Credit impairments for the half-year were 58% higher at ZAR7.12 billion, which resulted in a credit loss ratio of 1.84% against 1.31% a year earlier.

"High consumer indebtedness and the lagged effect of previously high interest rates, together with high food and fuel prices in South Africa, continued to impact on customers' ability to service debt," the company said.

Still, net interest income was 15% higher on the year at ZAR16.52 billion and non-interest revenue was up 6% at ZAR15.28 billion. And Standard Bank said it would pay an interim dividend of 141 cents a share, albeit 27% less than last year.

At 1155 GMT, Standard Bank's shares were up 0.7% at ZAR96.40 in a broadly positive market. Its stock has risen about 15% since the start of the year, matching a rise in Johannesburg's blue chip Top 40 index.

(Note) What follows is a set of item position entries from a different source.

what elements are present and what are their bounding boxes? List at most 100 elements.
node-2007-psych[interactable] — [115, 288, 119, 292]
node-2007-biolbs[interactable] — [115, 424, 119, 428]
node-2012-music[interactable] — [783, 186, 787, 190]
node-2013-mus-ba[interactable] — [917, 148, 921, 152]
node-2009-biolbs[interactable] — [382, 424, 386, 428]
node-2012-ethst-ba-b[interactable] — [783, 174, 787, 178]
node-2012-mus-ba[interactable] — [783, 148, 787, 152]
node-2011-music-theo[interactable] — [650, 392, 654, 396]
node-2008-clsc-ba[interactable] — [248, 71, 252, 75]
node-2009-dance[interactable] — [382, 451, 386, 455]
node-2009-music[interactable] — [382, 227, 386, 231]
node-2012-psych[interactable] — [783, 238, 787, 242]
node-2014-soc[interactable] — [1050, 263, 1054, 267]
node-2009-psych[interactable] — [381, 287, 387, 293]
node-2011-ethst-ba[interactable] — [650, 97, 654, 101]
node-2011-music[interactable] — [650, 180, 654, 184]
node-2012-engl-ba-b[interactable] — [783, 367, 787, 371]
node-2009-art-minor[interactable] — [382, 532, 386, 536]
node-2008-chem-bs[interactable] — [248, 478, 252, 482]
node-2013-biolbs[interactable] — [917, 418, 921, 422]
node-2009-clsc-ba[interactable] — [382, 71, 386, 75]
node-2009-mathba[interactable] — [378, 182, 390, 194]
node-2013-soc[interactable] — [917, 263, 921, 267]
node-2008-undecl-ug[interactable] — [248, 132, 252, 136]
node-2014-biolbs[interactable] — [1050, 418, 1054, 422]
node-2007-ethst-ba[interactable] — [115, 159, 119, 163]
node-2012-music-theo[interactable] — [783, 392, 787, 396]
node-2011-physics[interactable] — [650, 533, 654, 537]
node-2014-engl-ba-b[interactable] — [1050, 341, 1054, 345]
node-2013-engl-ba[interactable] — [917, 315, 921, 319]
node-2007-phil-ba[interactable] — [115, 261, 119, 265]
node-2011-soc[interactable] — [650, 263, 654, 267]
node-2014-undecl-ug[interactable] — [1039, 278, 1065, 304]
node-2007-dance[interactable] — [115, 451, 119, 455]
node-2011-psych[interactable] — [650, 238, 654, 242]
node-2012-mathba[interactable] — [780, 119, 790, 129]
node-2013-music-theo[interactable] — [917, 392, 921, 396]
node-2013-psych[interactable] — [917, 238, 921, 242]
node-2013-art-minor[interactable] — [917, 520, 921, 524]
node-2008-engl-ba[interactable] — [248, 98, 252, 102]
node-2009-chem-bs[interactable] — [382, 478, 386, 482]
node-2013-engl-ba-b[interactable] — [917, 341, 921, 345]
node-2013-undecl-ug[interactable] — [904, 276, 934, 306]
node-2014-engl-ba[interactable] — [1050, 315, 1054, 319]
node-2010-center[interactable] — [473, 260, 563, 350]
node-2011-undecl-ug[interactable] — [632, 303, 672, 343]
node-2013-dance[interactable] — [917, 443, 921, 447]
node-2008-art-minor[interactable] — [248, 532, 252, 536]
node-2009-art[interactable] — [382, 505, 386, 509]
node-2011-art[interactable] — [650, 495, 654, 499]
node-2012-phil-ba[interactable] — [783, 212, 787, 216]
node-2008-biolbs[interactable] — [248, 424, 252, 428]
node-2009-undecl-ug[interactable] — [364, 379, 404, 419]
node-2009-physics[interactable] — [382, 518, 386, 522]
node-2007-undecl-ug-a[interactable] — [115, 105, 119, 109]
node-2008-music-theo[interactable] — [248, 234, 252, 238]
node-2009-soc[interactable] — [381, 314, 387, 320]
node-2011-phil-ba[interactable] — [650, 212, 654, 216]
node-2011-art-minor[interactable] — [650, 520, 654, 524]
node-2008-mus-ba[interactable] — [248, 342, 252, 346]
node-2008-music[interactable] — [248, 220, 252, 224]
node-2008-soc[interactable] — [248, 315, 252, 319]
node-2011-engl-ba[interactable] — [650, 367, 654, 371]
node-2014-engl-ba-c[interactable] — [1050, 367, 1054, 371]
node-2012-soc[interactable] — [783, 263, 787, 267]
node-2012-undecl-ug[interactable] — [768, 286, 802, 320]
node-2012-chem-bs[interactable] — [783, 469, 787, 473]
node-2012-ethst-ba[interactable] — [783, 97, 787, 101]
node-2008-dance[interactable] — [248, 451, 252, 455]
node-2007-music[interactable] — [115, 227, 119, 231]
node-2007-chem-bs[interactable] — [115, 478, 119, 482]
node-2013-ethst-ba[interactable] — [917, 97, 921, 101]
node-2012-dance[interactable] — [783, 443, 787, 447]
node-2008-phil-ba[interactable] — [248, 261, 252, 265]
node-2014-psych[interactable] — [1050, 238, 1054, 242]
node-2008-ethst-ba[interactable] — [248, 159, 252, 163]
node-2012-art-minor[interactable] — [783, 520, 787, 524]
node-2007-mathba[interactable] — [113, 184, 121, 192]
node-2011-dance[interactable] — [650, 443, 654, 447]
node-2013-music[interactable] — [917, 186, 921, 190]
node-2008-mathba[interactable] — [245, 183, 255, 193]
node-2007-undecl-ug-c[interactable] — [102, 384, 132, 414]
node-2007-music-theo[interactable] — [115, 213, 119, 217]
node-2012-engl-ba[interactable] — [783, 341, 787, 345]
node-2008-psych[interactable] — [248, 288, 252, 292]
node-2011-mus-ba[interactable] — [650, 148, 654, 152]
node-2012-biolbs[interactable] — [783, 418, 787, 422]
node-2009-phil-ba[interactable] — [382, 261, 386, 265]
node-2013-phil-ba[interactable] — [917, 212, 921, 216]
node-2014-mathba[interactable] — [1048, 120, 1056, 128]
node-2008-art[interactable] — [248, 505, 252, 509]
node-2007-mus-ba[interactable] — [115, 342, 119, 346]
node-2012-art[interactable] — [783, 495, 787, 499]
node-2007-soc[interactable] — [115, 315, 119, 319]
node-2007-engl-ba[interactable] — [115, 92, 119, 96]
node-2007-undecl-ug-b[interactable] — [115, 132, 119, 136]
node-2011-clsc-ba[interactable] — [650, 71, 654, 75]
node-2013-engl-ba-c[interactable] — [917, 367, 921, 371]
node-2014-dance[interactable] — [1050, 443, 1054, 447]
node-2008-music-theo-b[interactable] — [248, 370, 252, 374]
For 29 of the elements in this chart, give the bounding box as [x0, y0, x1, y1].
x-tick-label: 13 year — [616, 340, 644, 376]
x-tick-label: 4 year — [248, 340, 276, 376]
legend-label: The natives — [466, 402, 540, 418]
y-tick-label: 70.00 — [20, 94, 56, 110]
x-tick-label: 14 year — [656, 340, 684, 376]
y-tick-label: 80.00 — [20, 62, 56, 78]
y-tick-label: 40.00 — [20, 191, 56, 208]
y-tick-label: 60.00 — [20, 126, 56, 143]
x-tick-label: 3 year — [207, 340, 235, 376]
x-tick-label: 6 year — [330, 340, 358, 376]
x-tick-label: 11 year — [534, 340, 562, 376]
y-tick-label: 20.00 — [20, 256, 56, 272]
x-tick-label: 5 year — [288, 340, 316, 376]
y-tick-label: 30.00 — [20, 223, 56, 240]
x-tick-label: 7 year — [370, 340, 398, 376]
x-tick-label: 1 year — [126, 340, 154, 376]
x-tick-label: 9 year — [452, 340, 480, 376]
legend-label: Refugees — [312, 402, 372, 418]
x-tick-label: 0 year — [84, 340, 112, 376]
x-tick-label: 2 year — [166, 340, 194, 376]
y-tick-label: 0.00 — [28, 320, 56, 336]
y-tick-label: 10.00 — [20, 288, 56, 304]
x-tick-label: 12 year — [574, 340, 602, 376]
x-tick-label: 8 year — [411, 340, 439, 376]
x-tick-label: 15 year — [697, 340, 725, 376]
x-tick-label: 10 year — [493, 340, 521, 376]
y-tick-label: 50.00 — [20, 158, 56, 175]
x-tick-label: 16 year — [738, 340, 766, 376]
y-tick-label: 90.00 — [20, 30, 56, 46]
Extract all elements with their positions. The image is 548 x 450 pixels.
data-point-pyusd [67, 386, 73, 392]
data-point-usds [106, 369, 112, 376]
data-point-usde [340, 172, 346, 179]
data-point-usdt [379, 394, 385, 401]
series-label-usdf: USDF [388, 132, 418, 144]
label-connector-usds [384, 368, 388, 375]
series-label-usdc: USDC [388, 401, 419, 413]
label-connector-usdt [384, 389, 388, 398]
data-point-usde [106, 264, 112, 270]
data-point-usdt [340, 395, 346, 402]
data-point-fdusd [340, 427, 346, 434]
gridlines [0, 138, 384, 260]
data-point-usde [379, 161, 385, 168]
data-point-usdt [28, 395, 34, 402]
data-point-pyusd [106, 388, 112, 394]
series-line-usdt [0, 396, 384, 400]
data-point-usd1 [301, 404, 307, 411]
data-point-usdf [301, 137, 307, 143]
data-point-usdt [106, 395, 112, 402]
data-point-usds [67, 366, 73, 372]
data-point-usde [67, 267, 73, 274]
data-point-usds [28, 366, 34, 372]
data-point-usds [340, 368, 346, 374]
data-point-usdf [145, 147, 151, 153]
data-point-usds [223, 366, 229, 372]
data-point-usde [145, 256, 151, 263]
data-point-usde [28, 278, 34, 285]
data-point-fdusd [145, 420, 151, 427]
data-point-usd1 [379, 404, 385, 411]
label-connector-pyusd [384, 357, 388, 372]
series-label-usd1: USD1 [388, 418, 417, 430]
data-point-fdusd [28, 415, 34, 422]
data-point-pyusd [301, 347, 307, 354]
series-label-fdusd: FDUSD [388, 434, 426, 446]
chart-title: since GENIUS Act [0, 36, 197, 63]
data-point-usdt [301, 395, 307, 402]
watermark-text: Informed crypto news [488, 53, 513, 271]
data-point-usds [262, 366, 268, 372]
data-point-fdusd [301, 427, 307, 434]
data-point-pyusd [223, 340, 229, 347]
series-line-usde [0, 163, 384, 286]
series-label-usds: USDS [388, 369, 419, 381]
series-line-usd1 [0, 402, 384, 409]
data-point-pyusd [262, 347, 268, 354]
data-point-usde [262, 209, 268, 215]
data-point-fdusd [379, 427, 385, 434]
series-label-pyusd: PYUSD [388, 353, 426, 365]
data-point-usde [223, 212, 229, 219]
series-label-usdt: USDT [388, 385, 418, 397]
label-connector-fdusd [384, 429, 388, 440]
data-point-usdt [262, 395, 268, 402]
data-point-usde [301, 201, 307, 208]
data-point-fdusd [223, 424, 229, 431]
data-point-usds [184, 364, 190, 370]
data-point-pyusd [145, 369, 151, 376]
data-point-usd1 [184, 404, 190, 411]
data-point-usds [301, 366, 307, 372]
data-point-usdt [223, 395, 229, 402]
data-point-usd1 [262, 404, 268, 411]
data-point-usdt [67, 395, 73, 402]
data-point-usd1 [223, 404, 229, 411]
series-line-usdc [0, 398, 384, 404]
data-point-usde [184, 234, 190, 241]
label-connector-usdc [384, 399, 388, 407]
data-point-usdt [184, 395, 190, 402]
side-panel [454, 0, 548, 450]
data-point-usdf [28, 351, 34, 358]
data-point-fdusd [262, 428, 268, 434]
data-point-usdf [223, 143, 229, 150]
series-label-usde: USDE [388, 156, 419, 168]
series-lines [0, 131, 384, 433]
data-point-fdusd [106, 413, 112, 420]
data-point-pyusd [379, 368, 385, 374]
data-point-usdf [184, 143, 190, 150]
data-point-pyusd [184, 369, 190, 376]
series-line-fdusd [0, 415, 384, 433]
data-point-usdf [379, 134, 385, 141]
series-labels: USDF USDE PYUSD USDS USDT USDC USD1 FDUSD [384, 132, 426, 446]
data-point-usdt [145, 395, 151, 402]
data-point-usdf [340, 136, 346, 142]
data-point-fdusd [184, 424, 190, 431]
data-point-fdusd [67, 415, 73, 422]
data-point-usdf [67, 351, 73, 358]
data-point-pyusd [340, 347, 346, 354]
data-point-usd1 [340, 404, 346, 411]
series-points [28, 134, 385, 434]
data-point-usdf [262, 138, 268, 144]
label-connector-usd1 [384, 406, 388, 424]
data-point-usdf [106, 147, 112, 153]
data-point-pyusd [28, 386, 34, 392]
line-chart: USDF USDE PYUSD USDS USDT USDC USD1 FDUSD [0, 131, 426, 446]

Finance Director Simon Ridley in a presentation to analysts said the company hadn't seen any improvement in credit impairments, with the benefit of lower interest rates only likely to come through in coming periods. Impairments in corporate and investment banking in Africa are likely to rise in the second half of the year, said Rob Leith, head of the division.

South Africa's economy contracted an annualized 6.4% in the first three months of the year - the most since 1984 - after shrinking 1.8% in the final quarter of 2008. The country's largest banks, however, are profitable and have said they remain well capitalized.

Absa Group Ltd. (ASA.JO), South Africa's biggest retail lender, earlier this month said it expects to remain under pressure for the rest of the year due to rising arrears and non-performing loans. The bank, majority owned by the U.K.'s Barclays PLC (BCS), posted a 39% drop in its first-half net profit after impairments rose and business volumes fell.

Standard Bank, which is 20% owned by Industrial & Commercial Bank of China (0349.HK), operates in 17 African countries and 16 other mainly emerging market nations.